The government agency that is supposed to do energy planning, the Maryland Energy Administration has been coopted from being “the chief energy authority in the State” when that energy office in Maryland government was created in 1973 to, under the current Governor appointed Director, being the climate change office seeking to improve the environment, “power plants, transmission lines, substations, pipelines for natural gas and petroleum, and storage facilities” be damned.
State Budget Deficit
While some public officials claim none of this has anything to do with filling the State budget deficit, there are purportedly outsized penalties for failure to comply, termed an “alternative compliance fee” for “the building’s failure to meet energy use intensity targets.” The penalty will be later announced by the Maryland Department of the Environment after the bill is law.
In addition, the bill provides all covered buildings will be assessed a new yearly fee (i.e., a new real property tax) to fund the program including the annual reporting by building owners; also in an amount to be announced later. So, building owners will have to pay for the sword of Damocles over their heads.
The Bigger Picture
Proponents argue that the Maryland Governor’s bold initiative is necessary to combat global warming.

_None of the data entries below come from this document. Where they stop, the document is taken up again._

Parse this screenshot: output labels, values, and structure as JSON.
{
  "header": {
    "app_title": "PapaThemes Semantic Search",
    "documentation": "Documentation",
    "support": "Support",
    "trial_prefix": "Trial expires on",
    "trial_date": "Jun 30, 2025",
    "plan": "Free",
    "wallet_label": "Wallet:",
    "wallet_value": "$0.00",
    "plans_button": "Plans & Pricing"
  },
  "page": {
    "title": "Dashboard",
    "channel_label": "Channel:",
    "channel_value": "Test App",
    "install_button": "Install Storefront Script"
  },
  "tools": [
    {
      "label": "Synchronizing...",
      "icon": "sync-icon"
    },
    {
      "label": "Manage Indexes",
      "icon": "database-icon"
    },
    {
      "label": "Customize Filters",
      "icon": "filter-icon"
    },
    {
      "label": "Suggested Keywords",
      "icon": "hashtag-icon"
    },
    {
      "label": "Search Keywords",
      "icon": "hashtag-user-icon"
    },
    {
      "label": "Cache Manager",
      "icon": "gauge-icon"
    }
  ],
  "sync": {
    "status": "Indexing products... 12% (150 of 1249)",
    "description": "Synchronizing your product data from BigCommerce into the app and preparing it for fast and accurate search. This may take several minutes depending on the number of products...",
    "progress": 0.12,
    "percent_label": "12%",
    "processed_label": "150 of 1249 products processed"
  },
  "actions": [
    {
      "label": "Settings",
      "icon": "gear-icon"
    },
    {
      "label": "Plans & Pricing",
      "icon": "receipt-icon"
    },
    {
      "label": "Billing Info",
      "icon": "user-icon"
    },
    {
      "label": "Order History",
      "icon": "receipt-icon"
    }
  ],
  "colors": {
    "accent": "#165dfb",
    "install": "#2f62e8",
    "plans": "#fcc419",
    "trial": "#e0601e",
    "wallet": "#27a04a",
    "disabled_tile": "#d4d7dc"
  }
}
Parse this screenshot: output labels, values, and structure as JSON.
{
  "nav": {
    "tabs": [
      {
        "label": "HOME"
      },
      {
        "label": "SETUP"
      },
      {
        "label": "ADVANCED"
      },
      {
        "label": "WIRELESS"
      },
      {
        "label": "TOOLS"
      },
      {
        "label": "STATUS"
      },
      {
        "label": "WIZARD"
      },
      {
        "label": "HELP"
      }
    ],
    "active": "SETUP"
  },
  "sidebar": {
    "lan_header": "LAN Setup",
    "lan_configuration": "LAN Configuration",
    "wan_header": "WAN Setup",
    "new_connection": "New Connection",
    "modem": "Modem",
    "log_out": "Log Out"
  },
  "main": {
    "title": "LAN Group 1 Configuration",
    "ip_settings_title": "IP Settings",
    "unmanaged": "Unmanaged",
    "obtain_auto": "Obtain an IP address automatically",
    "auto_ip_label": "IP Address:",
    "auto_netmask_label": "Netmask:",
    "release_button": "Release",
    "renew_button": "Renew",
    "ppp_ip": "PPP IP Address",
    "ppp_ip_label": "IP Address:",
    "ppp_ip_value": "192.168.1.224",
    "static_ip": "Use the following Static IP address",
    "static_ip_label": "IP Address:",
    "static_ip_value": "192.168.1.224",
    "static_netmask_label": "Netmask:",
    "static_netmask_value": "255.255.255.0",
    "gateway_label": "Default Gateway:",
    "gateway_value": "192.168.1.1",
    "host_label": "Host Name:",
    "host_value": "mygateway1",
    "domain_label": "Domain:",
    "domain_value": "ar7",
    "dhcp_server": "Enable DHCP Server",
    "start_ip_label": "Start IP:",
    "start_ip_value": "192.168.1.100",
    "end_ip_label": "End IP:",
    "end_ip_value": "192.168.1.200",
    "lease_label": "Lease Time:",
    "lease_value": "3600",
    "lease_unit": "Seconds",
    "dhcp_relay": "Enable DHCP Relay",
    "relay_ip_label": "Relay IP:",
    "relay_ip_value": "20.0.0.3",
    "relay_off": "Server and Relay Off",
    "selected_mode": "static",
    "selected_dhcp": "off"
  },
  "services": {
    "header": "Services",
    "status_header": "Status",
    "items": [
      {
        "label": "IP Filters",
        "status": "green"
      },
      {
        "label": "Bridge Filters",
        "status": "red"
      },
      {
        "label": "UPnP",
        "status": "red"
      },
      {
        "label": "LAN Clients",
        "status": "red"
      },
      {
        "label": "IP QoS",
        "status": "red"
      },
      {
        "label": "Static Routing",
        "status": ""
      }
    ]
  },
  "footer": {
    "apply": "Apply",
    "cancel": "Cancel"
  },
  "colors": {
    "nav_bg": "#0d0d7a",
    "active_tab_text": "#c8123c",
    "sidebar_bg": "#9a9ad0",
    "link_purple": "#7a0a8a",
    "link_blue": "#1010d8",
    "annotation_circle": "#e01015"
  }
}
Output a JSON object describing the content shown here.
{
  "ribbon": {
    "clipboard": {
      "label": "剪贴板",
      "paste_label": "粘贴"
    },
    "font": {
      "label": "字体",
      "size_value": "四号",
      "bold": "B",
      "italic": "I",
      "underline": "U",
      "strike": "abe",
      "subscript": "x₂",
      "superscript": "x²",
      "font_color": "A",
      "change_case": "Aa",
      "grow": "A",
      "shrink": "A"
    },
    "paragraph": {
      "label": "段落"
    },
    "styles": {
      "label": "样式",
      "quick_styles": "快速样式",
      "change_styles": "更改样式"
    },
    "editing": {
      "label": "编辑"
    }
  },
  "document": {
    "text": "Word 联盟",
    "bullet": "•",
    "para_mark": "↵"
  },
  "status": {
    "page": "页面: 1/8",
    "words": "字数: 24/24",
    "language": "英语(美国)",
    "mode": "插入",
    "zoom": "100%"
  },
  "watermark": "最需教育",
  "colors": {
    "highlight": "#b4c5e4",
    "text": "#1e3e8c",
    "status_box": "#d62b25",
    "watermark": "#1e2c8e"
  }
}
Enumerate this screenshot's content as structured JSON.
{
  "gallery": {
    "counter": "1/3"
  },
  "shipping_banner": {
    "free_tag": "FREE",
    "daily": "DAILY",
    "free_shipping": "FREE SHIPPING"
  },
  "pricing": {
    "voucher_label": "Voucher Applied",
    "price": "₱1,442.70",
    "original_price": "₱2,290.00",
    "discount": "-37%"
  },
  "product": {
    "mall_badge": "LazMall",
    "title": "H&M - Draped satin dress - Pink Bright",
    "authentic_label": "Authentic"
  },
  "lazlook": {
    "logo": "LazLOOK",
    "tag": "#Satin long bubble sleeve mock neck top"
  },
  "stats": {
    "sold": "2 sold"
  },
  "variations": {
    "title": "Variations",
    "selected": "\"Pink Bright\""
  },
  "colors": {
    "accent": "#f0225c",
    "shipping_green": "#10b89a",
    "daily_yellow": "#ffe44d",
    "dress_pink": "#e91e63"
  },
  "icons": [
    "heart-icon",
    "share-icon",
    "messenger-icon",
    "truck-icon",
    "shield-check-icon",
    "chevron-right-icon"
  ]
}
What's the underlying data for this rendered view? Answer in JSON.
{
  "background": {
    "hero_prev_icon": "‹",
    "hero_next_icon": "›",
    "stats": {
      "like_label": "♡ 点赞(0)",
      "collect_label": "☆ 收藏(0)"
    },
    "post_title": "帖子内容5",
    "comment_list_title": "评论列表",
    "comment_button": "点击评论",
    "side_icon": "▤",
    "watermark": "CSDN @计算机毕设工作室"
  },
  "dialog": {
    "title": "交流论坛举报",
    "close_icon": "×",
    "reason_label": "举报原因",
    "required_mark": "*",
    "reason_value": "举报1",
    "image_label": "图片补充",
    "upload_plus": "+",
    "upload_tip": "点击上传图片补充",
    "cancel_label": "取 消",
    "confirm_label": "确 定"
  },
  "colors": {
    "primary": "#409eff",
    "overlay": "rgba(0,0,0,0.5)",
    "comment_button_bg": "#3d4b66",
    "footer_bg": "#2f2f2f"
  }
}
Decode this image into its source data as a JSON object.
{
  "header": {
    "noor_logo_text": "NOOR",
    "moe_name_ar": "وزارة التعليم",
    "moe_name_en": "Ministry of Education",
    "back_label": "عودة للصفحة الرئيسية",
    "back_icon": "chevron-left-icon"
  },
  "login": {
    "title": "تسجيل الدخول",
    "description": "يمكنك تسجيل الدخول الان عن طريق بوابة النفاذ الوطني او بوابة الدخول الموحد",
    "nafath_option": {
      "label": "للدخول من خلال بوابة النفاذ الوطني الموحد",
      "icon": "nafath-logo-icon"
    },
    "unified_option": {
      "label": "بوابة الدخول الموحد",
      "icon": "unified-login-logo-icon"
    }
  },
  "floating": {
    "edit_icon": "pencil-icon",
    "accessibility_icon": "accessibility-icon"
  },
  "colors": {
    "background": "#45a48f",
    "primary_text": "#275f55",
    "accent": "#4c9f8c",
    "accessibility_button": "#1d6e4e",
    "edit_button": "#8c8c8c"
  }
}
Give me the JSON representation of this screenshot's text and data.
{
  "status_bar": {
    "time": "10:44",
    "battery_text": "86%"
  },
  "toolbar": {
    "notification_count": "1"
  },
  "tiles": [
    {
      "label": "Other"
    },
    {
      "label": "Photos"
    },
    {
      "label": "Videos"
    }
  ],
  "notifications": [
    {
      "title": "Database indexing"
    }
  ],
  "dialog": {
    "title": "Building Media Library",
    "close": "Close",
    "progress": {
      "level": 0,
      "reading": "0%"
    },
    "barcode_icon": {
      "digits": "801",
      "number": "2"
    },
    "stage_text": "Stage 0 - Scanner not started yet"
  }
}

However, others warn that rationing is wrong and will lead to unintended consequences, including economic inequities and a backlash against government overreach.
With all of that observed, it is difficult to conceive of any scenario where a court will not find this regulation of EUI is preempted by federal law and as such void and unenforceable.
Balancing the need for sustainable practices with the realities of Maryland’s energy infrastructure and economy is a complex challenge. As the Maryland General Assembly debates this controversial bill, a broader question remains: Can the state achieve its ambitious greenhouse gas reduction goals (.. and should it?) without unfairly burdening its residents and businesses?
Only time, and perhaps the legislature, will tell.
In any event, reading HB 49 is a good education in legislating.